Twitter: @emilylsteve; @ERC_TIDE
Thesis Title: 'Incorporate into one body torne and scattered limmes': Recontextualising Principal Navigations within the networks of Richard Hakluyt
Supervisor: Professor Nandini Das
Research Interests: sixteenth and seventeenth century travel writing, especially the work of Richard Hakluyt; digital humanities, specifically social network analysis; sixteenth century mercantile women; late Elizabethan and early Jacobean revenge tragedies; epistolary culture and forms; textual and textural forms.

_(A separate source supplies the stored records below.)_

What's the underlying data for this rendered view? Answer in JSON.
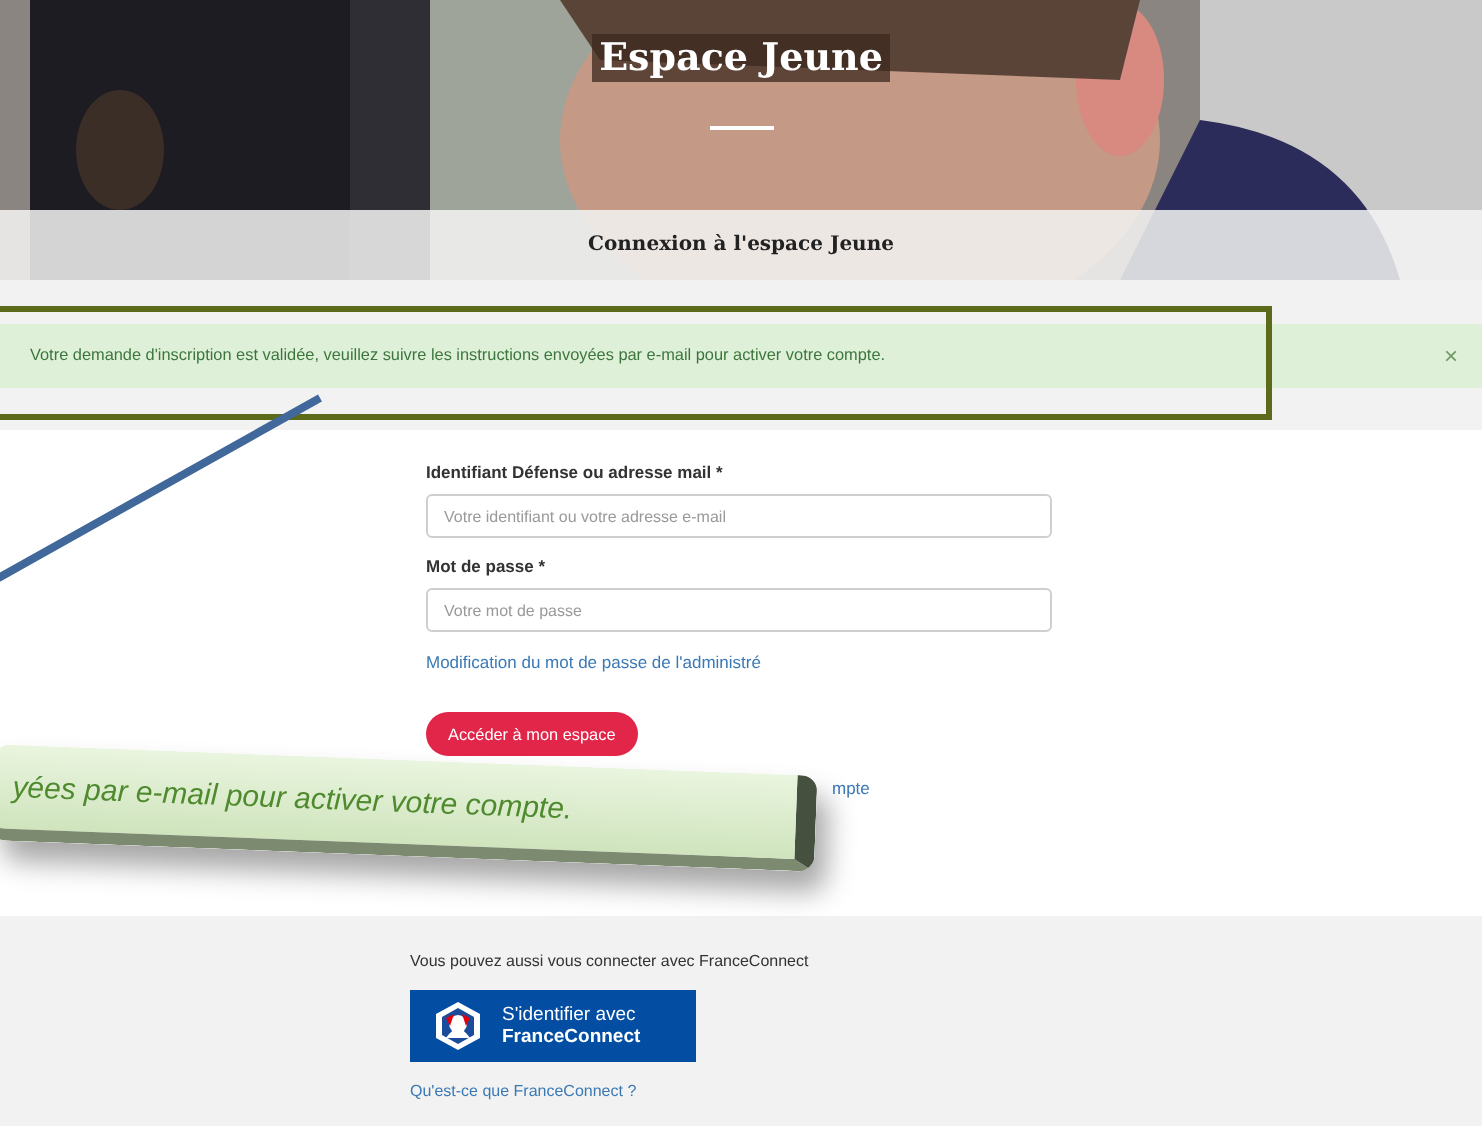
{
  "hero": {
    "title": "Espace Jeune"
  },
  "heading": "Connexion à l'espace Jeune",
  "alert": {
    "message": "Votre demande d'inscription est validée, veuillez suivre les instructions envoyées par e-mail pour activer votre compte.",
    "close": "×"
  },
  "form": {
    "fields": [
      {
        "label": "Identifiant Défense ou adresse mail *",
        "placeholder": "Votre identifiant ou votre adresse e-mail"
      },
      {
        "label": "Mot de passe *",
        "placeholder": "Votre mot de passe"
      }
    ],
    "reset_link": "Modification du mot de passe de l'administré",
    "submit": "Accéder à mon espace",
    "covered_link": "mpte"
  },
  "franceconnect": {
    "intro": "Vous pouvez aussi vous connecter avec FranceConnect",
    "button_lines": [
      "S'identifier avec",
      "FranceConnect"
    ],
    "help_link": "Qu'est-ce que FranceConnect ?"
  },
  "callout": {
    "text": "yées par e-mail pour activer votre compte."
  }
}
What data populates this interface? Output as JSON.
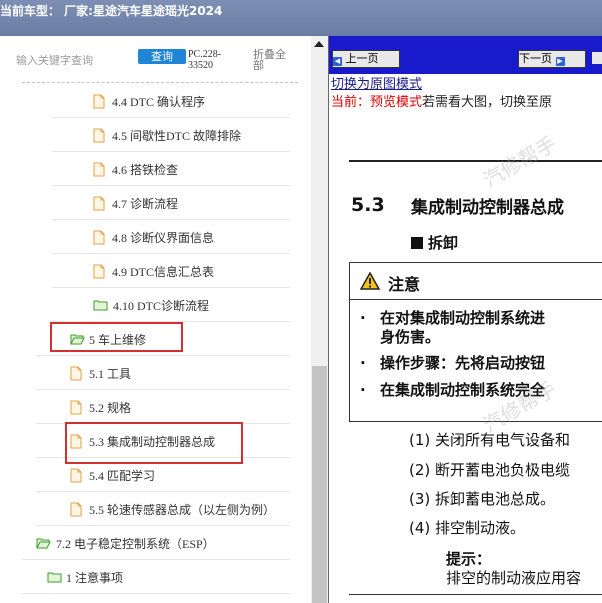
{
  "header": {
    "title": "当前车型： 厂家:星途汽车星途瑶光2024"
  },
  "sidebar": {
    "search_placeholder": "输入关键字查询",
    "query_button": "查询",
    "code_line1": "PC.228-",
    "code_line2": "33520",
    "collapse_line1": "折叠全",
    "collapse_line2": "部",
    "items": [
      {
        "label": "4.4 DTC 确认程序"
      },
      {
        "label": "4.5 间歇性DTC 故障排除"
      },
      {
        "label": "4.6 搭铁检查"
      },
      {
        "label": "4.7 诊断流程"
      },
      {
        "label": "4.8 诊断仪界面信息"
      },
      {
        "label": "4.9 DTC信息汇总表"
      },
      {
        "label": "4.10 DTC诊断流程"
      },
      {
        "label": "5 车上维修"
      },
      {
        "label": "5.1 工具"
      },
      {
        "label": "5.2 规格"
      },
      {
        "label": "5.3 集成制动控制器总成"
      },
      {
        "label": "5.4 匹配学习"
      },
      {
        "label": "5.5 轮速传感器总成（以左侧为例）"
      },
      {
        "label": "7.2 电子稳定控制系统（ESP）"
      },
      {
        "label": "1 注意事项"
      }
    ]
  },
  "viewer": {
    "prev_button": "上一页",
    "next_button": "下一页",
    "switch_link": "切换为原图模式",
    "current_prefix": "当前：",
    "current_mode": "预览模式",
    "current_suffix": "若需看大图，切换至原",
    "section_number": "5.3",
    "section_title": "集成制动控制器总成",
    "subheading": "拆卸",
    "warning_title": "注意",
    "warnings": [
      "在对集成制动控制系统进",
      "身伤害。",
      "操作步骤：先将启动按钮",
      "在集成制动控制系统完全"
    ],
    "steps": [
      "(1)  关闭所有电气设备和",
      "(2)  断开蓄电池负极电缆",
      "(3)  拆卸蓄电池总成。",
      "(4)  排空制动液。"
    ],
    "hint_title": "提示：",
    "hint_text": "排空的制动液应用容",
    "watermark": "汽修帮手"
  },
  "colors": {
    "highlight": "#d62f2f",
    "nav_bar": "#1a1acd",
    "query_button": "#1f85d4"
  }
}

Doctoral Research: My research focuses on reconstructing the networks, both textual and social, which surrounded late sixteenth century English travel writers. My doctoral work focuses particularly on Richard Hakluyt, the editor of both editions of The Principal Navigations, Voyages, Traffiques and Discoveries of the English Nation, a major source for the history of Elizabethan travel and narratives of early English empire. I use network analysis to examine the societal structures which influenced Hakluyt’s editorial decisions, and textual analysis to closely study the effects of this process on the text itself while situating Principal Navigations within its contemporary contexts.
I am also a member of TIDE (Travel, Transculturality and Identity in England c.1550-1700), an ERC funded project based at the University, and currently work as a Postdoctoral Research Assistant on the project.